Opening my palm, I don’t know which of us does it, but a second passes, and our fingers are woven together. I ain’t held hands with anyone since I held hands with Mere. The last time I ever saw her, I linked our hands together, just like this.
I don’t want to pull my hand from Goldie’s, and it surprises me. If I'm bein' real with myself, I’ve avoided this type of contact for seventeen years.
Her hand in mine makes the world make sense.
“You ain’t fucked up. I don’t know why you don’t like bein’ alone after you’ve been drinkin’, but it don’t make you fucked up.”
“I have real reasons,” she offers as if she needs a defense. She doesn’t. Not to me.
“You don’t have to tell me shit unless you want to. When you sayI have skeletons, I’m never gonna say prove it. Alright?” Her hand tightens in mine, and I don’t know if her eyes are wet or just really glassy from the heat and alcohol.

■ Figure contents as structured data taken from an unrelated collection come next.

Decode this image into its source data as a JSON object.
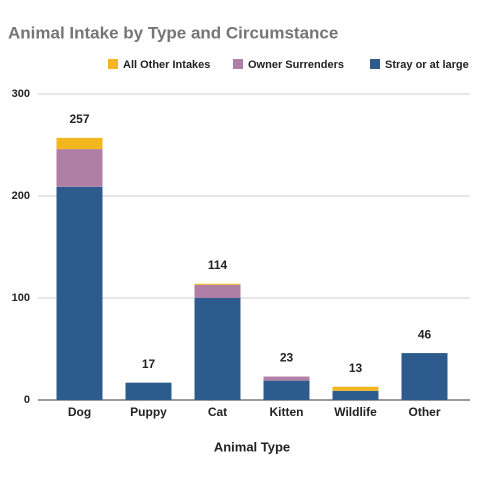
{
  "chart_data": {
    "type": "stacked_bar",
    "title": "Animal Intake by Type and Circumstance",
    "x_label": "Animal Type",
    "categories": [
      "Dog",
      "Puppy",
      "Cat",
      "Kitten",
      "Wildlife",
      "Other"
    ],
    "series": [
      {
        "name": "Stray or at large",
        "color": "#2d5b8e",
        "values": [
          209,
          17,
          100,
          19,
          9,
          46
        ]
      },
      {
        "name": "Owner Surrenders",
        "color": "#b07fa6",
        "values": [
          37,
          0,
          13,
          4,
          0,
          0
        ]
      },
      {
        "name": "All Other Intakes",
        "color": "#f2b71e",
        "values": [
          11,
          0,
          1,
          0,
          4,
          0
        ]
      }
    ],
    "totals": [
      257,
      17,
      114,
      23,
      13,
      46
    ],
    "ylim": [
      0,
      300
    ],
    "yticks": [
      0,
      100,
      200,
      300
    ],
    "grid": true,
    "legend": "top"
  }
}
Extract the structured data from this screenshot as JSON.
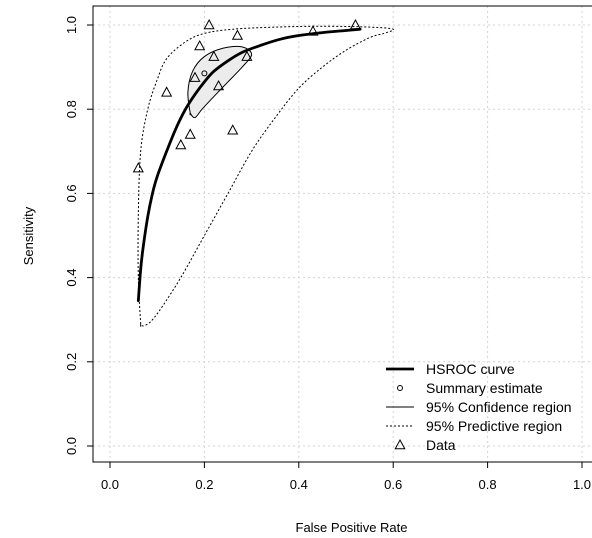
{
  "chart_data": {
    "type": "scatter",
    "xlabel": "False Positive Rate",
    "ylabel": "Sensitivity",
    "xlim": [
      0,
      1
    ],
    "ylim": [
      0,
      1
    ],
    "grid": true,
    "legend_position": "bottom-right",
    "x_ticks": [
      "0.0",
      "0.2",
      "0.4",
      "0.6",
      "0.8",
      "1.0"
    ],
    "y_ticks": [
      "0.0",
      "0.2",
      "0.4",
      "0.6",
      "0.8",
      "1.0"
    ],
    "legend": [
      {
        "label": "HSROC curve",
        "symbol": "thick-line"
      },
      {
        "label": "Summary estimate",
        "symbol": "circle"
      },
      {
        "label": "95% Confidence region",
        "symbol": "thin-line"
      },
      {
        "label": "95% Predictive region",
        "symbol": "dotted-line"
      },
      {
        "label": "Data",
        "symbol": "triangle"
      }
    ],
    "series": [
      {
        "name": "HSROC curve",
        "kind": "line",
        "x": [
          0.06,
          0.065,
          0.07,
          0.08,
          0.09,
          0.1,
          0.12,
          0.14,
          0.16,
          0.18,
          0.2,
          0.22,
          0.25,
          0.28,
          0.32,
          0.36,
          0.4,
          0.45,
          0.5,
          0.53
        ],
        "y": [
          0.345,
          0.42,
          0.47,
          0.545,
          0.6,
          0.64,
          0.7,
          0.755,
          0.8,
          0.835,
          0.865,
          0.89,
          0.915,
          0.935,
          0.952,
          0.966,
          0.975,
          0.982,
          0.987,
          0.99
        ]
      },
      {
        "name": "Summary estimate",
        "kind": "point",
        "x": [
          0.2
        ],
        "y": [
          0.885
        ]
      },
      {
        "name": "95% Confidence region",
        "kind": "closed-curve",
        "x": [
          0.17,
          0.165,
          0.175,
          0.2,
          0.24,
          0.28,
          0.3,
          0.28,
          0.25,
          0.22,
          0.195,
          0.18,
          0.17
        ],
        "y": [
          0.79,
          0.84,
          0.89,
          0.925,
          0.945,
          0.948,
          0.93,
          0.9,
          0.865,
          0.83,
          0.8,
          0.78,
          0.79
        ]
      },
      {
        "name": "95% Predictive region",
        "kind": "closed-curve",
        "x": [
          0.065,
          0.06,
          0.06,
          0.065,
          0.08,
          0.1,
          0.12,
          0.16,
          0.2,
          0.26,
          0.35,
          0.45,
          0.55,
          0.6,
          0.58,
          0.55,
          0.5,
          0.45,
          0.4,
          0.35,
          0.3,
          0.25,
          0.2,
          0.15,
          0.11,
          0.09,
          0.08,
          0.07,
          0.065
        ],
        "y": [
          0.29,
          0.4,
          0.55,
          0.7,
          0.8,
          0.87,
          0.92,
          0.96,
          0.98,
          0.99,
          0.995,
          0.997,
          0.995,
          0.99,
          0.98,
          0.97,
          0.94,
          0.9,
          0.85,
          0.78,
          0.7,
          0.6,
          0.5,
          0.4,
          0.33,
          0.3,
          0.29,
          0.285,
          0.29
        ]
      },
      {
        "name": "Data",
        "kind": "marker",
        "x": [
          0.06,
          0.12,
          0.15,
          0.17,
          0.18,
          0.19,
          0.21,
          0.22,
          0.23,
          0.26,
          0.27,
          0.29,
          0.43,
          0.52
        ],
        "y": [
          0.66,
          0.84,
          0.715,
          0.74,
          0.875,
          0.95,
          1.0,
          0.925,
          0.855,
          0.75,
          0.975,
          0.925,
          0.985,
          1.0
        ]
      }
    ]
  }
}
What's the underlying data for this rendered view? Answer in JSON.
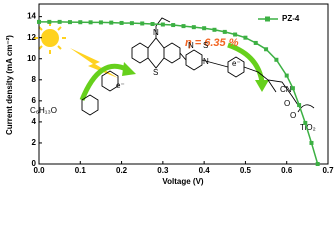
{
  "chart_data": {
    "type": "line",
    "x_label": "Voltage (V)",
    "y_label": "Current density (mA cm⁻²)",
    "x": [
      0,
      0.025,
      0.05,
      0.075,
      0.1,
      0.125,
      0.15,
      0.175,
      0.2,
      0.225,
      0.25,
      0.275,
      0.3,
      0.325,
      0.35,
      0.375,
      0.4,
      0.425,
      0.45,
      0.475,
      0.5,
      0.525,
      0.55,
      0.575,
      0.6,
      0.615,
      0.63,
      0.645,
      0.66,
      0.675
    ],
    "series": [
      {
        "name": "PZ-4",
        "color": "#3cb043",
        "values": [
          13.5,
          13.5,
          13.5,
          13.48,
          13.47,
          13.46,
          13.45,
          13.43,
          13.4,
          13.38,
          13.35,
          13.3,
          13.25,
          13.2,
          13.1,
          13.0,
          12.9,
          12.75,
          12.55,
          12.3,
          12.0,
          11.5,
          10.9,
          9.9,
          8.4,
          7.2,
          5.6,
          3.9,
          2.0,
          0
        ]
      }
    ],
    "xlim": [
      0,
      0.7
    ],
    "xticks": [
      {
        "value": 0,
        "label": "0.0"
      },
      0.1,
      0.2,
      0.3,
      0.4,
      0.5,
      0.6,
      0.7
    ],
    "ylim": [
      0,
      15.2
    ],
    "yticks": [
      0,
      2,
      4,
      6,
      8,
      10,
      12,
      14
    ],
    "legend": "top-right",
    "annotations": [
      "η = 6.35 %",
      "e⁻",
      "e⁻",
      "N",
      "S",
      "N",
      "S",
      "N",
      "CN",
      "O",
      "O",
      "C₆H₁₃O",
      "TiO₂"
    ]
  }
}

“Alright,” she whispers. “Thank you.”
It’s a moment.
My body thrums with energy. Directionless energy that I want to steer toward her. I want to take her mouth with mine, stroke my tongue against hers, and swallow all her worries.
The grandfather clock adjacent to the couch chimes, and I can’t believe it’s already midnight. “I’ll show you to the room.”
We get up, and our hands stay together as I lead her down the small hallway in my parents’ quaint, comfortable home. Memories of Mere are here, and that’s hard, but it never stops feeling like my favorite place to be. Sadness is here, but greatness is, too, and I ain’t the type to forget that.
Pushing open the door to my childhood bedroom, I lead her inside and make sure the door is sealed closed before I switch on the camping light dad’s left in the room. We blink a few times to adjust to the warm brightness of the old bulb flickering. The room doesn’t reflect a young boy growin’ up in it, but rather, two older people have hobbies and do them here.